Training Squadron TWENTY-SEVEN
Training Squadron TWENTY-SEVEN was initially established on July 11, 1951 as Advanced Training Unit-B at Naval Air Station, Corpus Christi. The command moved to Naval Air Station, Kingsville in 1952 and again to Naval Air Station, New Iberia, Louisiana in 1960. It was there the squadron was redesignated VT-27. In July 1964, the "Boomers" were returned to Naval Air Station, Corpus Christi where it continued to be an important member of the community.
One of just five Navy primary training squadrons, VT-27 is one of two located on the Coastal Bend in the State of Texas.
In 1973, the squadron began a transition to the role of primary training squadron with the arrival on 1 August of the first T-28 Trojan. By 1 October 1973, the last TS-2A, had departed, signifying the end of the advanced training role and the completion of the transition to primary training. In August 1983, the squadron took delivery of the first T-34C Mentor aircraft.
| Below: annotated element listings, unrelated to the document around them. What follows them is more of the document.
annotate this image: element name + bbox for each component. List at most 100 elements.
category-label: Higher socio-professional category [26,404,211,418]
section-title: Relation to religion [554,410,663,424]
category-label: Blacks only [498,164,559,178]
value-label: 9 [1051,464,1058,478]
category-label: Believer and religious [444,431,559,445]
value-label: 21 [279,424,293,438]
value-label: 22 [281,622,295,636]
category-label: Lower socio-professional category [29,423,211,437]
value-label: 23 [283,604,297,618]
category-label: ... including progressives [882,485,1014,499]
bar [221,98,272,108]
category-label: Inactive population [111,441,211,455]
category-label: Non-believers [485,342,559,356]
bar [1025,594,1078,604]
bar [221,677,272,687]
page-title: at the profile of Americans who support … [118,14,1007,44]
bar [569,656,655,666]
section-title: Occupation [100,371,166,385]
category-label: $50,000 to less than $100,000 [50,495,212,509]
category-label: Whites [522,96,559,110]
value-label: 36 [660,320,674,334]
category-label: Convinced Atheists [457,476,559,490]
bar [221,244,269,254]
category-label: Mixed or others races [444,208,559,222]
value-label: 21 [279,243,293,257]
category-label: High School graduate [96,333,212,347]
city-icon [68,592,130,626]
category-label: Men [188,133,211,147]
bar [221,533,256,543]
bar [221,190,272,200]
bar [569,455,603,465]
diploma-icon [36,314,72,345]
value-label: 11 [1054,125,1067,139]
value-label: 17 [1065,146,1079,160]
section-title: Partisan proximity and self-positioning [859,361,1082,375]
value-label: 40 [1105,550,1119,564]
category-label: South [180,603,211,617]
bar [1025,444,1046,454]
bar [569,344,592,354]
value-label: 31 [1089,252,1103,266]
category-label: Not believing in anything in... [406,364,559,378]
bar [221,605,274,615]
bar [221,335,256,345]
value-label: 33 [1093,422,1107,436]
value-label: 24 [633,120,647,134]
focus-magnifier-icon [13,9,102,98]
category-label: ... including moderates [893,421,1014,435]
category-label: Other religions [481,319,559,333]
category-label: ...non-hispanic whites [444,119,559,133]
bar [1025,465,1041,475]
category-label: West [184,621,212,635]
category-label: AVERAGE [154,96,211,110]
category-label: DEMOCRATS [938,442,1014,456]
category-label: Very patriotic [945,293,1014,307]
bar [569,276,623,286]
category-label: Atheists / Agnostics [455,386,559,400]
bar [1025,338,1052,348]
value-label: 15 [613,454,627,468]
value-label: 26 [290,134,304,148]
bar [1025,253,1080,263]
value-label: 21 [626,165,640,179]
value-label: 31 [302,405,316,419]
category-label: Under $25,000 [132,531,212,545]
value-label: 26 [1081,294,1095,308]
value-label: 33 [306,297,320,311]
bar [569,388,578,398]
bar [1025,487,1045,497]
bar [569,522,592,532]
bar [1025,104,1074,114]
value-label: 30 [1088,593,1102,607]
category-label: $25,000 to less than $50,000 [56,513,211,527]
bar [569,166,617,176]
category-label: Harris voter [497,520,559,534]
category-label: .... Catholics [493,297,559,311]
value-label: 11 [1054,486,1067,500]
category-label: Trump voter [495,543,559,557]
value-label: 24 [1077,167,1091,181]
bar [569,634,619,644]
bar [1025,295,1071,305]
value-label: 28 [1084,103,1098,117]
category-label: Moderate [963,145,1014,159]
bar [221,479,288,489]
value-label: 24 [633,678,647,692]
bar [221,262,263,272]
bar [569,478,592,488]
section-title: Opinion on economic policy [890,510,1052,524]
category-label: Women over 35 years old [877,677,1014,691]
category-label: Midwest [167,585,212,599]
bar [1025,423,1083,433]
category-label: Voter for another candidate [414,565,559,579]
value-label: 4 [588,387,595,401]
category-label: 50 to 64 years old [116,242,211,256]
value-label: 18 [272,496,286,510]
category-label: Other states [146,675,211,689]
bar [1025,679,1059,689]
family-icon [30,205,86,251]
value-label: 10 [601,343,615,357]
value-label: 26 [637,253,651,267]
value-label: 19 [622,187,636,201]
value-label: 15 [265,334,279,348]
Since March 1984, when the last T-28 ever used for naval flight training departed, the T-34C has been the mainstay of the Navy and Marine Corps primary flight training.
The "Boomers" average well over 11,000 training missions a year, and more than 70 sorties per training day. Since taking delivery of the T-34C, the safety record sets the standard for excellence in CNATRA. Expected to achieve high levels of production while maintaining the highest standards of safety, VT-27 consistently accomplishes its important mission by producing Navy and Marine Corps pilots of the highest quality for our nation's defense.